Muhammad Fikri, Head of Community Management Bukalapak menjelaskan materi ekonomi digital kepada peserta seminar dan workshop UKM Goes Digital yang diadakan di lantai tiga Gedung KH. M. Yusuf Hasyim Pesantren Tebuireng pada Senin (26/03/2018). (Foto: Asna)

Tebuireng.online— Dalam upaya pemberdayaan ekonomi masyarakat, Bukapalak bekerjasama dengan Pesantren Tebuireng menyelenggarakan seminar dan wokshop “UKM Goes Digital”. Dalam kegiatan itu Bukalapak mengajak para santri dan mahasiswa untuk mulai menjajaki dunia wirausaha dengan mengoptimalkan pontensi digital.

“Bukalapak ingin bekerja sama  dengan temen-teman Tebuireng untuk berbagi pengalaman, mengoptimalkan digital untuk mentransformasi ekonomi kita,” ungkap Muhammad Fikri sebagai Head of Community Management Bukalapak di depan peserta seminar dan workshop yang diadakan di lantai tiga Gedung KH. M. Yusuf Hasyim Pesantren Tebuireng pada Senin (26/03/2018).

Sebagai penikmat sosial media, lanjutnya, alangkah baiknya jika para mahasiswa dan pemuda, era milenial, termasuk juga yang ada di pesantren, tidak hanya menjadikannya sebagai kesenangan saja, akan tetapi bagaimana memanfaatkan gedget untuk hal-hal positif, bahkan untuk menghasilkan keuntungan finansial.

Dalam presentasinya yang bertema “Mewujudkan Ekonomi Digital Berbasis Kerakyatan”, ia menyampaikan tentang perbedaan generasi, konsep ekonomi sosial, potensi pasar online, beserta komunitas online.

Ia menjelaskan, generasi dibedakan menjadi tiga, yaitu generasi, yaitu generasi usia lanjut, generasi Y atau generasi kelahiran antar atahun 1980-an sampai 1990-an, dan generasi Z atau generasi yang lahir tahun 2000-an atau generasi milenial.

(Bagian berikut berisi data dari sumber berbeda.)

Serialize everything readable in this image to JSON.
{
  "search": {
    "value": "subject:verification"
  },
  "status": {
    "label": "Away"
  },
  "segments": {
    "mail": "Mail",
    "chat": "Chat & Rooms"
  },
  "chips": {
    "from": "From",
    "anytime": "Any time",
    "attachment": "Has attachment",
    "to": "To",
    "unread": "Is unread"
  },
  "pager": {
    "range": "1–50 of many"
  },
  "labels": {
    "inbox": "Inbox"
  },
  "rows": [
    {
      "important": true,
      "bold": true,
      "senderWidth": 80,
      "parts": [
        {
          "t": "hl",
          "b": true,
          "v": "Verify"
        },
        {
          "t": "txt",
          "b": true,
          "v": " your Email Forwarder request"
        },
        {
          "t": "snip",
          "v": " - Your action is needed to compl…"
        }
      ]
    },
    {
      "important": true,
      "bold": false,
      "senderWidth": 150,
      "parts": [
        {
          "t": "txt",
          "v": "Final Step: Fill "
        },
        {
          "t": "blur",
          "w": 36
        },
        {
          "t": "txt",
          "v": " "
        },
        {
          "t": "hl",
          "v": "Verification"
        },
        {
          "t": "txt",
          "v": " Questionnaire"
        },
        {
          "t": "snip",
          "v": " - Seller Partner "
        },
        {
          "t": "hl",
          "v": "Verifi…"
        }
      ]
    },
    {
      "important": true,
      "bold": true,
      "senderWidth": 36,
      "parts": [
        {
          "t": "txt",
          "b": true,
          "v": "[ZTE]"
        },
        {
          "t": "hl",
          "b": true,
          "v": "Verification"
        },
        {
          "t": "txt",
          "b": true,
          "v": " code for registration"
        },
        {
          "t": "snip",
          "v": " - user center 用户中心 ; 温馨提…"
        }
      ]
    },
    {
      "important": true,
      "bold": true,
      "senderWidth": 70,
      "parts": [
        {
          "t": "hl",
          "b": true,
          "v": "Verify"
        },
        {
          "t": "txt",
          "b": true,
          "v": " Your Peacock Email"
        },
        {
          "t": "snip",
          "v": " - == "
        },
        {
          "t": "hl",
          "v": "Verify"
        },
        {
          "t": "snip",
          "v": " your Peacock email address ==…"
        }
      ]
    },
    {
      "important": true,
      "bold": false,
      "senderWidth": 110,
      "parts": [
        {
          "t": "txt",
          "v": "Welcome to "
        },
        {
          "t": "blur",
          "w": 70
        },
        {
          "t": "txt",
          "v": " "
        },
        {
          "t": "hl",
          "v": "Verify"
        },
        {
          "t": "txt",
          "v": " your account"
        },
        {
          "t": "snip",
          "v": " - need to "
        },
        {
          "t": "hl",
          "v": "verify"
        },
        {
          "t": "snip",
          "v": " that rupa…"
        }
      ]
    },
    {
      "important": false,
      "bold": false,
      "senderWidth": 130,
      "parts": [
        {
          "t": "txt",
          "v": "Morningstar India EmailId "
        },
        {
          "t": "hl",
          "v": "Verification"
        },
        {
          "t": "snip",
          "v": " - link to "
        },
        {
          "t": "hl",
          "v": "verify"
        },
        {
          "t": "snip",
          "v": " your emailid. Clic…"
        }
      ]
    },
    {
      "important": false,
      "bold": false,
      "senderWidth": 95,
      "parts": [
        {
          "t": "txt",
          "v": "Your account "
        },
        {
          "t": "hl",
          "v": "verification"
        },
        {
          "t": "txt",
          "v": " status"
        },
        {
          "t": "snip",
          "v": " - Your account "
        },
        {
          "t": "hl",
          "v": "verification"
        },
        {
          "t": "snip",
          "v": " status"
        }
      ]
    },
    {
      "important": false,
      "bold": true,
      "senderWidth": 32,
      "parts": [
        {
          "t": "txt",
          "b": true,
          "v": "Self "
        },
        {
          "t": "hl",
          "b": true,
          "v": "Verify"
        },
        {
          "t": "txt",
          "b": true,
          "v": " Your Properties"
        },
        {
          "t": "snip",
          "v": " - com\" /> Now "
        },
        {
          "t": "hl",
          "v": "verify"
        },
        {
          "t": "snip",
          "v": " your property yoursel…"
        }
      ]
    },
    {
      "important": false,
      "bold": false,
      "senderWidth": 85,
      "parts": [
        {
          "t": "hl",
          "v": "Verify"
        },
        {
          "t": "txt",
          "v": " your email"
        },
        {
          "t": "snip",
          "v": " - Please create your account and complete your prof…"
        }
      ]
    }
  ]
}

Majalah TebuirengIklan Tebuireng Online

Ia juga menyoroti beberapa orang tua yang sudah mengenalkan anak dengan ponsel pintar. Padahal menurutnya, secara tidak langsung hal tersebut dapat menimbulkan  pergeseran generasi perilaku dari zaman ke zaman, terjadi perbedaan antara zaman old dengan zaman now.

Soal ekonomi sosial, ia menyebutkan tergantung bagaimana manusianya dapat memanfaatkannya. “Karena teknologi sudah di depan mata, maka gunakanlah sebaik mungkin dengan menciptakan inovasi baru, mengikuti perkembangan zaman, serta menjawab kebutuhan masyarakat. Hal tersebutlah yang membuat bukalapak berkembang pesat,” jelasnya.

Ia menyebut masyarakat Indonesia sebagai masyarakat konsumtif. Pada awalnya, orang-orangnya enggan berbelanja online karena khawatir ditipu, kualitasnya jelek, atau tidak sesuai dengan pesanan. “Akan tetapi lambat laun, mereka percaya karena bukalapak itu dijamin aman, praktis, lebih murah, terjangkau, jika sampai terjadi kerusakan atau ketidaksesuaian barang, dijamin ganti rugi,” terangnya.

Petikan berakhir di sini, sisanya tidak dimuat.